12.為了祖國(十九)(2/2)
辦公桌「乒」的一聲斷成兩截,炸開的轟鳴和暴風逼退了即將爆發的火星,在龍族公主的注視下格洛莉婭放下了拳頭,蜘蛛嘖了嘖嘴,將臉別向一旁。
一直以來為了避免出現「副領袖」,影響組織的凝聚力,法芙娜總是扮演著「強力支援」的角色,因其爆表的武力值和超然的身份,一聲怒吼立即平息了一場亂鬥。
可,這也是極限了。
如果再有下一次,法芙娜也只有靠拳頭讓腦袋無法正常思考的同伴們安靜下來。無論對組織的運作還是凝聚力,這都不是什麼值得嘗試的行為。
「這次真是被他擺了一道。
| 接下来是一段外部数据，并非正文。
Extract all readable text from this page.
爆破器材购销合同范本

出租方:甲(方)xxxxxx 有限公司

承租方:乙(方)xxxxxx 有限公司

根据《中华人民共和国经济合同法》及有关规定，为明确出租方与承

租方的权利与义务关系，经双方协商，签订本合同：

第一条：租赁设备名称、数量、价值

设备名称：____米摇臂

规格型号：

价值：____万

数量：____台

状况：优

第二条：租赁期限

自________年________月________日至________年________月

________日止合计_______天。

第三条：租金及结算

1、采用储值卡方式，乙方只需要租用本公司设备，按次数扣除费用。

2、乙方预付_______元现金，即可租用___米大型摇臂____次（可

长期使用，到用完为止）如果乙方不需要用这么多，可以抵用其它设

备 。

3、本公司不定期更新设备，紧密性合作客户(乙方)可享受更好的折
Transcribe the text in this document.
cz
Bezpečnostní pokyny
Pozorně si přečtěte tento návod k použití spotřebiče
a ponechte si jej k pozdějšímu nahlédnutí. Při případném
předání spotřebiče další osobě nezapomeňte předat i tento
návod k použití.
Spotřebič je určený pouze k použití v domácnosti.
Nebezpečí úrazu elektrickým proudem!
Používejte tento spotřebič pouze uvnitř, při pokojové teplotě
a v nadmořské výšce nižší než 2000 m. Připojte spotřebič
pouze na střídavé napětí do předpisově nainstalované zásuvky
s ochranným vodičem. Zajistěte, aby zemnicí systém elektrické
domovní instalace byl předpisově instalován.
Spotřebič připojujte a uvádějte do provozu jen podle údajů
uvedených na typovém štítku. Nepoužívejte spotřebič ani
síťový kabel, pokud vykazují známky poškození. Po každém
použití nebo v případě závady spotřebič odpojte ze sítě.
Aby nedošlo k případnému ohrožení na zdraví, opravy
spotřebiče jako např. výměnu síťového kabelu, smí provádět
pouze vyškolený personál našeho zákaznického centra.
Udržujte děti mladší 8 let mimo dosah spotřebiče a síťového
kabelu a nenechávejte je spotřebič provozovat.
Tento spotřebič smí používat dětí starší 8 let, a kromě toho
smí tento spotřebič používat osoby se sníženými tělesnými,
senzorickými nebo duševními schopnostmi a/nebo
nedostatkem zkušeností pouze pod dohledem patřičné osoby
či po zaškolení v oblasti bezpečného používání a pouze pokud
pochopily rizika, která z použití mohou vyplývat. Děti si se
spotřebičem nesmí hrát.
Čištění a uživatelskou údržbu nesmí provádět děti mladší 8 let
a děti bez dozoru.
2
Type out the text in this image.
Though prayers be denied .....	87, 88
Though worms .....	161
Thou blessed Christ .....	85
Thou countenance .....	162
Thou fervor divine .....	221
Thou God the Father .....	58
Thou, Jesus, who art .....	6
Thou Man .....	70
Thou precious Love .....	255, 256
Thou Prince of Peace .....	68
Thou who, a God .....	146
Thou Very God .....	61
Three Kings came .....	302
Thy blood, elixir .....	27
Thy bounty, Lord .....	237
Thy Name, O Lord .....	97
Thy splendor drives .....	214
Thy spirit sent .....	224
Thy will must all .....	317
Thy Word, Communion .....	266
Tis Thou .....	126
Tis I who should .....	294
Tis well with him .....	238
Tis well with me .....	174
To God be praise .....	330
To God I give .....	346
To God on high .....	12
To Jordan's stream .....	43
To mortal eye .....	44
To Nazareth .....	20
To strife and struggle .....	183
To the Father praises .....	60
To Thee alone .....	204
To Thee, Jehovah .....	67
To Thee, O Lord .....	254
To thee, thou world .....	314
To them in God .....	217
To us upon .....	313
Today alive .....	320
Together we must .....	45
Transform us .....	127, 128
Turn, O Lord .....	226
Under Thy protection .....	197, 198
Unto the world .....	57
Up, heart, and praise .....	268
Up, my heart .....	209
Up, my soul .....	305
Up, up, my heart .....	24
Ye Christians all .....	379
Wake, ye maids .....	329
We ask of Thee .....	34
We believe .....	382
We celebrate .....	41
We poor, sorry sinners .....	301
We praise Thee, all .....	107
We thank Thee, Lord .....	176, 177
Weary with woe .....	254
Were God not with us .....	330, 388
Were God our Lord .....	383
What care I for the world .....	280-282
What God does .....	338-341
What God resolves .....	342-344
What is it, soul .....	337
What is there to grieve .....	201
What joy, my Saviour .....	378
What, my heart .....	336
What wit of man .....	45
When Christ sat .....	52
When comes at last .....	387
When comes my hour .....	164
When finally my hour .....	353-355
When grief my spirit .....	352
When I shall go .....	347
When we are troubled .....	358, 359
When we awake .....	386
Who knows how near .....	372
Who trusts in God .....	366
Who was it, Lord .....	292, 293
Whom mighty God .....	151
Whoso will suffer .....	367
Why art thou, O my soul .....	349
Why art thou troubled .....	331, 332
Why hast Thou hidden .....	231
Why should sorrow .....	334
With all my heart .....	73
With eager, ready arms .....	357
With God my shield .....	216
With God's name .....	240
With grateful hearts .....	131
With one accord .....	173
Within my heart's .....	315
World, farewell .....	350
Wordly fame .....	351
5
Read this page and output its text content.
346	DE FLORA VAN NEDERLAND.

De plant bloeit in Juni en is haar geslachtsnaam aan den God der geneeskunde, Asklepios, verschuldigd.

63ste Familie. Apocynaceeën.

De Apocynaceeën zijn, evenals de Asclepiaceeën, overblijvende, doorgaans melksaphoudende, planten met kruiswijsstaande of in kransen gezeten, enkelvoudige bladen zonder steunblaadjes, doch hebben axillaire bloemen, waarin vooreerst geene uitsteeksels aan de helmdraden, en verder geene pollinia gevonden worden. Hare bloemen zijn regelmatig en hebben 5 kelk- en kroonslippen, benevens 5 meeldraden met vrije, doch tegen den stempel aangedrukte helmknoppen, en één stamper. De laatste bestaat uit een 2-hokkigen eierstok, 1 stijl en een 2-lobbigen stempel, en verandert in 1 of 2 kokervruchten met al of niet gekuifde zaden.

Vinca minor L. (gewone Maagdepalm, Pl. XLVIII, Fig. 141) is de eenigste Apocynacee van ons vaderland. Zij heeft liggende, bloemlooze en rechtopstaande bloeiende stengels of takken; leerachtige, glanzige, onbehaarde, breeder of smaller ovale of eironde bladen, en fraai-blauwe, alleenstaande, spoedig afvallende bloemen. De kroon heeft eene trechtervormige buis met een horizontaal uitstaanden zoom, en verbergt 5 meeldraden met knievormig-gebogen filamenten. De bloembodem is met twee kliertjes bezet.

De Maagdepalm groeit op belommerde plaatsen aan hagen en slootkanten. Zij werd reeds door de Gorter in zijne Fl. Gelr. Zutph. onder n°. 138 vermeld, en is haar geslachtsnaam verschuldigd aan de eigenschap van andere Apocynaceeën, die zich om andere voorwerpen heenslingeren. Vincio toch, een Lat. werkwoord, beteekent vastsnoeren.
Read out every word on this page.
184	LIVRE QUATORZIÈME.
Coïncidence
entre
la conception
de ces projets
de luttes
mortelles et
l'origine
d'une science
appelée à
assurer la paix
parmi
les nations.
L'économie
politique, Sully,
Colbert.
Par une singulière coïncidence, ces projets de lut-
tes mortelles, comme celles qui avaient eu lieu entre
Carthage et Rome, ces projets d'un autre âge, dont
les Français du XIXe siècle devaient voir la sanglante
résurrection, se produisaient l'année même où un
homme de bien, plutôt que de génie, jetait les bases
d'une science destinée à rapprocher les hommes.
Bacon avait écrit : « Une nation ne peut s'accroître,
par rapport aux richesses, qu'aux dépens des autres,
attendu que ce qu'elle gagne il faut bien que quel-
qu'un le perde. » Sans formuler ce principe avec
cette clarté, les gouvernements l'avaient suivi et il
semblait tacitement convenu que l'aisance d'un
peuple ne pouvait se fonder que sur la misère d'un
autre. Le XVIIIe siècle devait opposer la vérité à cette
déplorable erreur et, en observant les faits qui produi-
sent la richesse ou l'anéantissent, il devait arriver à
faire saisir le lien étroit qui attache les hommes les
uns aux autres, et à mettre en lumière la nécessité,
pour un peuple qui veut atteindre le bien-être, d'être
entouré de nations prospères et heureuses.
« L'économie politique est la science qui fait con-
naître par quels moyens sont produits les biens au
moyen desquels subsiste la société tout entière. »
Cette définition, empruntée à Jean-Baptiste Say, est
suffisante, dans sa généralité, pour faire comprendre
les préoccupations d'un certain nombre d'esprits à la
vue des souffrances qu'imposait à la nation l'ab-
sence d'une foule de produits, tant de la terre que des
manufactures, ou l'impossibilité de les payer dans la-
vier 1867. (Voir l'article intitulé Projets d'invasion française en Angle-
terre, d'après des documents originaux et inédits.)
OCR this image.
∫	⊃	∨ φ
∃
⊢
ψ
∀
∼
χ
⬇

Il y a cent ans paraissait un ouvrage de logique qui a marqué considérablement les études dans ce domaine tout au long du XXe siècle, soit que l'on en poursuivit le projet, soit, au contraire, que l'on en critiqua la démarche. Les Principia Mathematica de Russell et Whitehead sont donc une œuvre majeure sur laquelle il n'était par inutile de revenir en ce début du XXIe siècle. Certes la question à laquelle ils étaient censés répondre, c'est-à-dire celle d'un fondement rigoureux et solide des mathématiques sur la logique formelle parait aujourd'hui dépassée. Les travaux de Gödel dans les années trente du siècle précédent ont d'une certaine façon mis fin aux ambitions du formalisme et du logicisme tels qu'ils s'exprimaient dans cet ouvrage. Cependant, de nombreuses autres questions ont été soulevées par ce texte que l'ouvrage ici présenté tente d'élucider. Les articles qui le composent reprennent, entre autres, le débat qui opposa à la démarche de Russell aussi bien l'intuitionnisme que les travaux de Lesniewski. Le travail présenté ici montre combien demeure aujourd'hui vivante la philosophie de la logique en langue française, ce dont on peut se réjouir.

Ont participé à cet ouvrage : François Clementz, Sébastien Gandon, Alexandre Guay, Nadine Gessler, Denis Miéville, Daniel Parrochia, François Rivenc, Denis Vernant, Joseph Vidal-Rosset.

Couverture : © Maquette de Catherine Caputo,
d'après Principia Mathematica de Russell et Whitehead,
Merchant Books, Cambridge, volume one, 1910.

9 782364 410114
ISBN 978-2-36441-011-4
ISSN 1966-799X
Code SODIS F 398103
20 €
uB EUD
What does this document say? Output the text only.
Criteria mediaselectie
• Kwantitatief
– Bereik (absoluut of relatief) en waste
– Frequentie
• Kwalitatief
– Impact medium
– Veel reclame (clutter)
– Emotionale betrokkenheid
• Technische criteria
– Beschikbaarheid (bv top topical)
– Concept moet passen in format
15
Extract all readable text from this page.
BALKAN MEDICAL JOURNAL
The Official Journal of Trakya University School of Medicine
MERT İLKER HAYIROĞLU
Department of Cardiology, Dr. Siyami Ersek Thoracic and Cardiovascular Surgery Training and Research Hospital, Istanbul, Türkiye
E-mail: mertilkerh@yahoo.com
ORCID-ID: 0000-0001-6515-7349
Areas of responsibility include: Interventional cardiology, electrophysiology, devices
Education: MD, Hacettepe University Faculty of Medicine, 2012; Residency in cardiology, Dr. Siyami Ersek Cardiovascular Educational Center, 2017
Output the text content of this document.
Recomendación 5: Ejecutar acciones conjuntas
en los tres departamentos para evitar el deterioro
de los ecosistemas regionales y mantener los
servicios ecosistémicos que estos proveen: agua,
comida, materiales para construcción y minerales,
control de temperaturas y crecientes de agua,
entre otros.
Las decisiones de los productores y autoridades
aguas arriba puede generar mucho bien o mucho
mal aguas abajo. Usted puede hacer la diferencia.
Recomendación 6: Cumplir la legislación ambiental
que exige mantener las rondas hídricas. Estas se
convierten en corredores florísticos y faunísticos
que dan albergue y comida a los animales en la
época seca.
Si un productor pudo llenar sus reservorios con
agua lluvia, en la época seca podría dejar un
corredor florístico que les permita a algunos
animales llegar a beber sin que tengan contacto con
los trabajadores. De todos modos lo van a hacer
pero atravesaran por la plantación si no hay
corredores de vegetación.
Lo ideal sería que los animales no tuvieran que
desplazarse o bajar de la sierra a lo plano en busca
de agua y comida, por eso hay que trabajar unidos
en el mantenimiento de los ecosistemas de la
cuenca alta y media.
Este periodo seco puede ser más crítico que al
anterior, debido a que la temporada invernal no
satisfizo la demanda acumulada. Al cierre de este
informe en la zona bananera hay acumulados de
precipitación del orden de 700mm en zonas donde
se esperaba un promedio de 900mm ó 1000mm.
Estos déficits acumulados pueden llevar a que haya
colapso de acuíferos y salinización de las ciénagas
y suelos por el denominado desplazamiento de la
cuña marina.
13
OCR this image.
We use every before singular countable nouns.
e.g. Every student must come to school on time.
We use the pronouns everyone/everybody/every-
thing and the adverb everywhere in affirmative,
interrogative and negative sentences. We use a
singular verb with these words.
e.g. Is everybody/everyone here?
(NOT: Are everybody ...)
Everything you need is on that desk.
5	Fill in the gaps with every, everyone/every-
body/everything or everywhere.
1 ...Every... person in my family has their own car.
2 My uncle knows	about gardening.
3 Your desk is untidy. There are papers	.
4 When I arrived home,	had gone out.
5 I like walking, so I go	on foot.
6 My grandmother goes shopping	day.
」
法芙娜緩緩坐下,交錯在一起的手指來回搓動,臉上滿是不甘心和無可奈何。
說起來法芙娜和羅蘭一直都警戒著李林,從各種陰謀陽謀到無孔不入的小伎倆,幾乎到了食不下咽,夜不能寐的地步,就是為了防範超越種閣下有事沒事突然搞「驚喜」。可這次李林出的招實在超乎他們的想像,法芙娜自己都差點消沉了,何況人生閱歷尚淺的羅蘭。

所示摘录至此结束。